Saturday, August 25, 2012

                                                                         The Anglican Shrine of Our Lady of Walsingham

Pilgrimage begins with a call, an allure, and intimation of bliss.
“Pilgrimage” is to “vacation” as “action” is to “motion;” as “word” is to “noise;” as “grace” is to “luck.”
Unlike Islam, Christianity does not require pilgrimage. For Christians, pilgrimage is more of devotional extra, like Stations of the Cross. The Reformation condemned it as a relic of superstition and worse. But the pilgrim’s call seems irrepressible, inevitable, regardless of theology.

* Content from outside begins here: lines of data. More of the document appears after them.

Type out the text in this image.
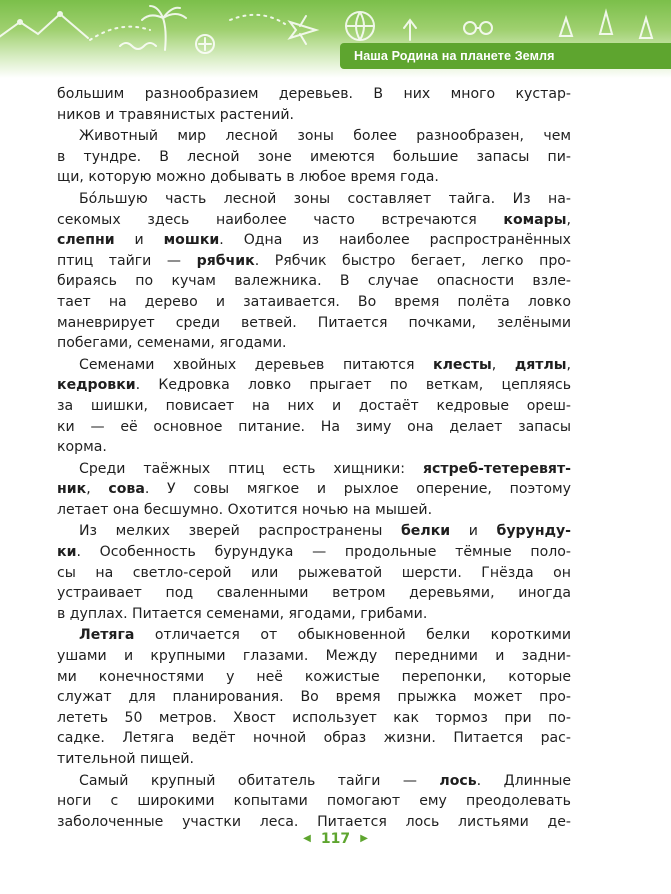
Наша Родина на планете Земля
большим разнообразием деревьев. В них много кустар-
ников и травянистых растений.
Животный мир лесной зоны более разнообразен, чем
в тундре. В лесной зоне имеются большие запасы пи-
щи, которую можно добывать в любое время года.
Бо́льшую часть лесной зоны составляет тайга. Из на-
секомых здесь наиболее часто встречаются комары,
слепни и мошки. Одна из наиболее распространённых
птиц тайги — рябчик. Рябчик быстро бегает, легко про-
бираясь по кучам валежника. В случае опасности взле-
тает на дерево и затаивается. Во время полёта ловко
маневрирует среди ветвей. Питается почками, зелёными
побегами, семенами, ягодами.
Семенами хвойных деревьев питаются клесты, дятлы,
кедровки. Кедровка ловко прыгает по веткам, цепляясь
за шишки, повисает на них и достаёт кедровые ореш-
ки — её основное питание. На зиму она делает запасы
корма.
Среди таёжных птиц есть хищники: ястреб-тетеревят-
ник, сова. У совы мягкое и рыхлое оперение, поэтому
летает она бесшумно. Охотится ночью на мышей.
Из мелких зверей распространены белки и бурунду-
ки. Особенность бурундука — продольные тёмные поло-
сы на светло-серой или рыжеватой шерсти. Гнёзда он
устраивает под сваленными ветром деревьями, иногда
в дуплах. Питается семенами, ягодами, грибами.
Летяга отличается от обыкновенной белки короткими
ушами и крупными глазами. Между передними и задни-
ми конечностями у неё кожистые перепонки, которые
служат для планирования. Во время прыжка может про-
лететь 50 метров. Хвост использует как тормоз при по-
садке. Летяга ведёт ночной образ жизни. Питается рас-
тительной пищей.
Самый крупный обитатель тайги — лось. Длинные
ноги с широкими копытами помогают ему преодолевать
заболоченные участки леса. Питается лось листьями де-
◀ 117 ▶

In the end, of course, life itself is a pilgrimage, for “this world is not my home/ I’m only passing through.” Or, rather, it is either a pilgrimage toward some ultimate goal, or it is a vacation from oblivion; it is either an act of defiance and obedience, or it is a random motion taking place on a freak planet, a twitch unobserved on the lifeless skin of an unconscious cosmos. (Come to think of it, is not the cosmos itself a pilgrim, expanding toward ???)
Our life is either a word addressed in darkness to an unseen listener, or it is so much noise, percussion with no beat, dancing with no feet.
Is it grace or luck that I am here, writing these words? That you are there, reading them? Are you there?

It is the pilgrim’s task to discover.

2 comments:

Sandy Jose said...

As Grace is to luck or as Luck is to Grace?

Eric Linder said...

Jonathan--if I have it right, you and your Nancy are airborne even as i am writing this. God keep you airborne, even when you touch the ground in the UK.

I love your three analogies:Pilgrimage/vacation; action/motion; word/noise and grace/luck. How true, then, that we are invited to find conformity not with language as the world uses it, but as the Spirit gives it to us to use!